9. George C. Halvorson served as chairman and CEO of Oakland, Calif.-based Kaiser Permanente, from 2002 through 2013. Kaiser is the nation's largest nonprofit health plan and hospital system, serving more than 9 million members and generating roughly $50 billion in annual revenue. Mr. Halvorson, a strong proponent of health IT, led the completion of the system's multi-year rollout of the KP HealthConnect EMR system — based on software from Epic — in 2010. Under Mr.
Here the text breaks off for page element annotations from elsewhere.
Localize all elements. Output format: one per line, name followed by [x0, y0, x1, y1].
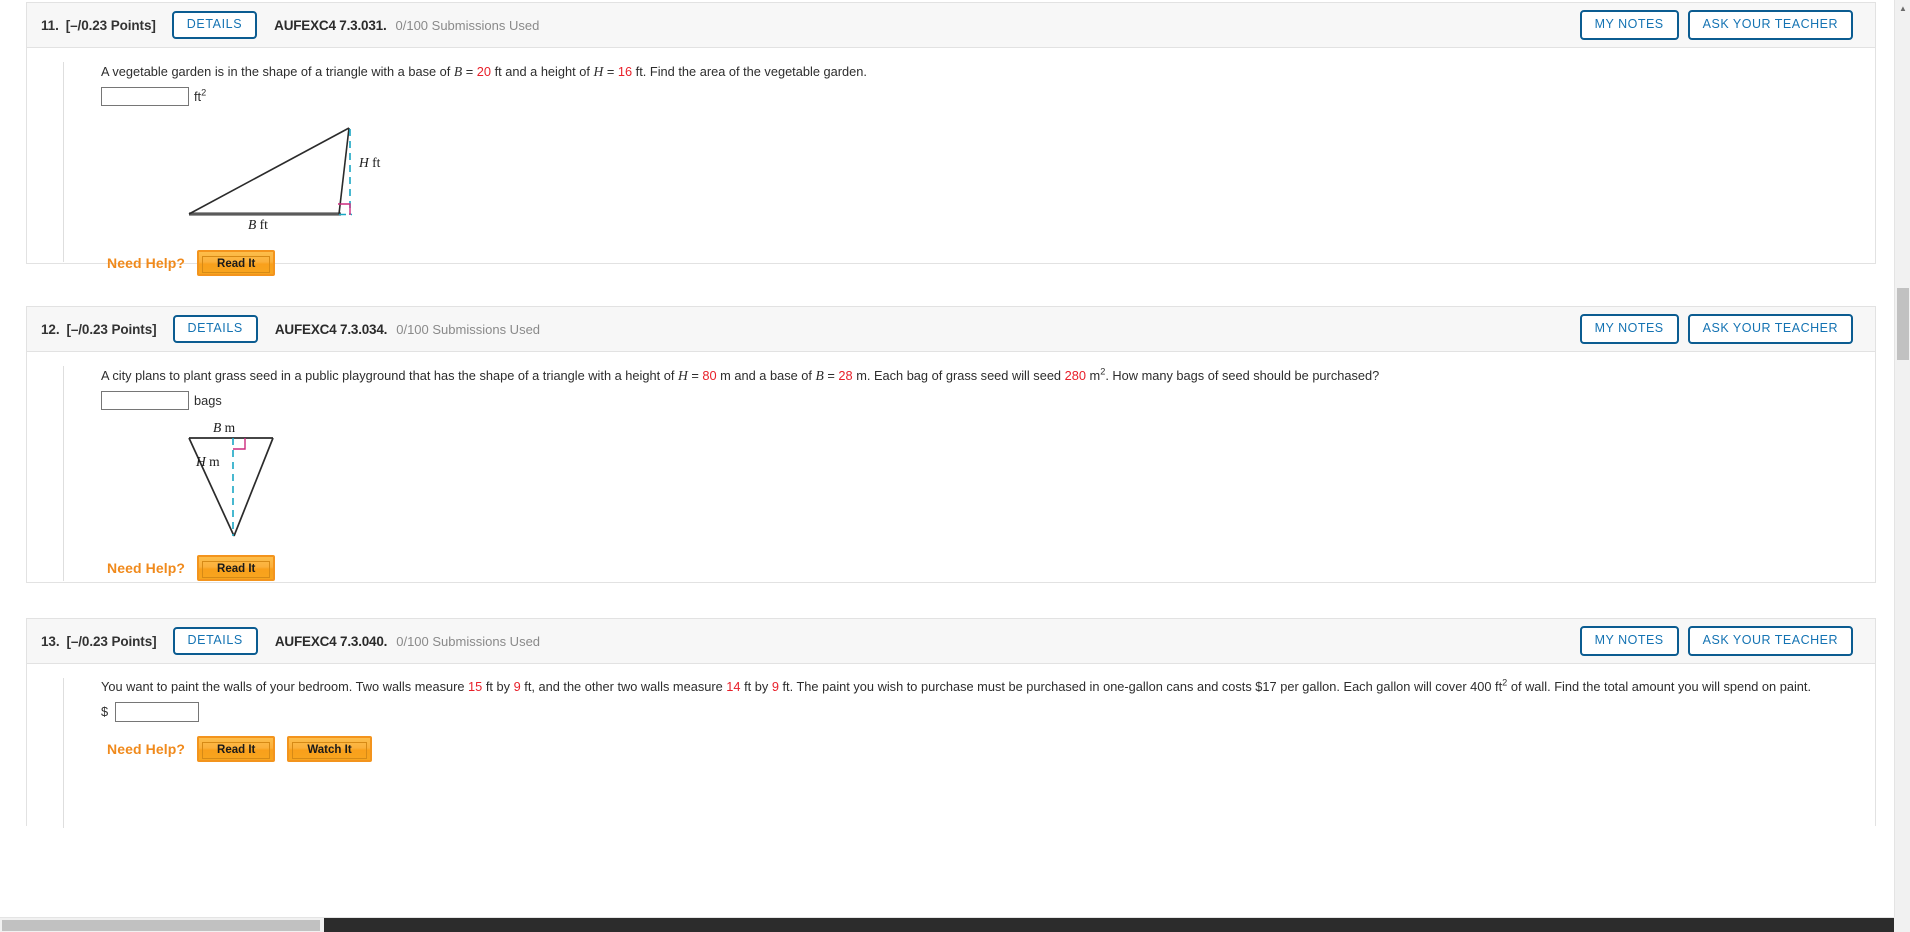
details-button[interactable]: DETAILS	[172, 315, 258, 343]
horizontal-scrollbar[interactable]	[0, 917, 1894, 932]
dollar-prefix: $	[101, 704, 109, 720]
read-it-button[interactable]: Read It	[197, 554, 276, 581]
answer-input[interactable]	[101, 86, 189, 106]
ask-your-teacher-button[interactable]: ASK YOUR TEACHER	[1687, 314, 1853, 344]
read-it-label: Read It	[202, 560, 271, 578]
question-inner-13: You want to paint the walls of your bedr…	[63, 678, 1875, 828]
problem-statement: A vegetable garden is in the shape of a …	[101, 64, 867, 79]
horizontal-scrollbar-thumb[interactable]	[2, 920, 320, 931]
watch-it-button[interactable]: Watch It	[287, 735, 372, 762]
submissions-used: 0/100 Submissions Used	[396, 633, 541, 649]
question-points: [–/0.23 Points]	[66, 321, 157, 337]
question-card-11: 11. [–/0.23 Points] DETAILS AUFEXC4 7.3.…	[26, 2, 1876, 276]
answer-unit: bags	[194, 392, 222, 408]
read-it-button[interactable]: Read It	[197, 249, 276, 276]
question-inner-12: A city plans to plant grass seed in a pu…	[63, 366, 1875, 581]
inverted-triangle-diagram-svg: B m H m	[188, 420, 274, 537]
figure-triangle-right-scalene: B ft H ft	[101, 116, 1875, 236]
answer-input[interactable]	[115, 701, 200, 722]
question-code: AUFEXC4 7.3.040.	[274, 633, 388, 649]
my-notes-button[interactable]: MY NOTES	[1579, 314, 1679, 344]
need-help-label: Need Help?	[107, 559, 186, 576]
question-header-12: 12. [–/0.23 Points] DETAILS AUFEXC4 7.3.…	[27, 307, 1875, 352]
page-root: 11. [–/0.23 Points] DETAILS AUFEXC4 7.3.…	[0, 0, 1910, 932]
svg-text:H m: H m	[195, 454, 220, 469]
need-help-row: Need Help? Read It	[101, 554, 1875, 581]
question-header-11: 11. [–/0.23 Points] DETAILS AUFEXC4 7.3.…	[27, 3, 1875, 48]
answer-row: $	[101, 701, 1875, 722]
problem-statement: You want to paint the walls of your bedr…	[101, 677, 1812, 694]
svg-text:B ft: B ft	[248, 217, 268, 231]
read-it-button[interactable]: Read It	[197, 735, 276, 762]
vertical-scrollbar[interactable]: ▲ ▼	[1894, 0, 1910, 932]
my-notes-button[interactable]: MY NOTES	[1579, 10, 1679, 40]
horizontal-scrollbar-track-remainder[interactable]	[324, 918, 1894, 932]
figure-triangle-inverted: B m H m	[101, 416, 1875, 549]
answer-unit: ft2	[194, 87, 207, 104]
header-actions: MY NOTES ASK YOUR TEACHER	[1579, 10, 1853, 40]
need-help-row: Need Help? Read It	[101, 249, 1875, 276]
question-number: 12.	[41, 321, 60, 337]
question-number: 13.	[41, 633, 60, 649]
triangle-diagram-svg: B ft H ft	[188, 126, 381, 232]
header-actions: MY NOTES ASK YOUR TEACHER	[1579, 314, 1853, 344]
ask-your-teacher-button[interactable]: ASK YOUR TEACHER	[1687, 10, 1853, 40]
scroll-up-arrow-icon[interactable]: ▲	[1895, 0, 1910, 16]
question-body-12: A city plans to plant grass seed in a pu…	[27, 352, 1875, 582]
question-inner-11: A vegetable garden is in the shape of a …	[63, 62, 1875, 276]
submissions-used: 0/100 Submissions Used	[396, 321, 541, 337]
question-points: [–/0.23 Points]	[66, 633, 157, 649]
vertical-scrollbar-thumb[interactable]	[1897, 288, 1909, 360]
my-notes-button[interactable]: MY NOTES	[1579, 626, 1679, 656]
details-button[interactable]: DETAILS	[171, 11, 258, 39]
need-help-label: Need Help?	[107, 740, 186, 757]
question-code: AUFEXC4 7.3.031.	[274, 17, 387, 33]
question-header-13: 13. [–/0.23 Points] DETAILS AUFEXC4 7.3.…	[27, 619, 1875, 664]
header-actions: MY NOTES ASK YOUR TEACHER	[1579, 626, 1853, 656]
details-button[interactable]: DETAILS	[172, 627, 258, 655]
question-code: AUFEXC4 7.3.034.	[274, 321, 388, 337]
answer-input[interactable]	[101, 390, 189, 410]
svg-text:H ft: H ft	[358, 155, 381, 170]
need-help-label: Need Help?	[107, 254, 186, 271]
question-number: 11.	[41, 17, 59, 33]
read-it-label: Read It	[202, 741, 271, 759]
watch-it-label: Watch It	[292, 741, 367, 759]
answer-row: bags	[101, 390, 1875, 410]
read-it-label: Read It	[202, 255, 271, 273]
question-points: [–/0.23 Points]	[65, 17, 156, 33]
question-card-13: 13. [–/0.23 Points] DETAILS AUFEXC4 7.3.…	[26, 618, 1876, 828]
assignment-scroll-area: 11. [–/0.23 Points] DETAILS AUFEXC4 7.3.…	[0, 0, 1894, 917]
answer-row: ft2	[101, 86, 1875, 106]
scrollbar-corner	[1894, 917, 1910, 932]
question-card-12: 12. [–/0.23 Points] DETAILS AUFEXC4 7.3.…	[26, 306, 1876, 583]
question-body-13: You want to paint the walls of your bedr…	[27, 664, 1875, 828]
svg-text:B m: B m	[213, 420, 236, 435]
question-body-11: A vegetable garden is in the shape of a …	[27, 48, 1875, 276]
problem-statement: A city plans to plant grass seed in a pu…	[101, 366, 1380, 383]
submissions-used: 0/100 Submissions Used	[395, 17, 540, 33]
need-help-row: Need Help? Read It Watch It	[101, 735, 1875, 762]
ask-your-teacher-button[interactable]: ASK YOUR TEACHER	[1687, 626, 1853, 656]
Halvorson's leadership, Kaiser also became a leader in electronic connectivity between physicians and patients, with more than 12 million annual "e-visits" in place of in-office clinical visits, and more than 100 million lab reports, test results and care updates digitally sent to patients by their Kaiser providers as of April 2014. Mr. Halvorson has been the recipient of several major honors, including the 2013 HISTalk Health Care IT Lifetime Achievement Award and America's Health Insurance Plans Inaugural Lifetime Achievement Award, among others. Mr. Halvorson has established himself as a prominent voice in the healthcare reform conversation, and has authored five healthcare reform guidebooks. In 2012, he published "KP Inside: 101 Letters to Us at Kaiser Permanente," a compilation of letters he wrote to Kaiser Permanente employees each week since September 2007. He's also served as an advisor to the governments of Uganda, Great Britain, Jamaica and Russia on issues such as health policy and financing.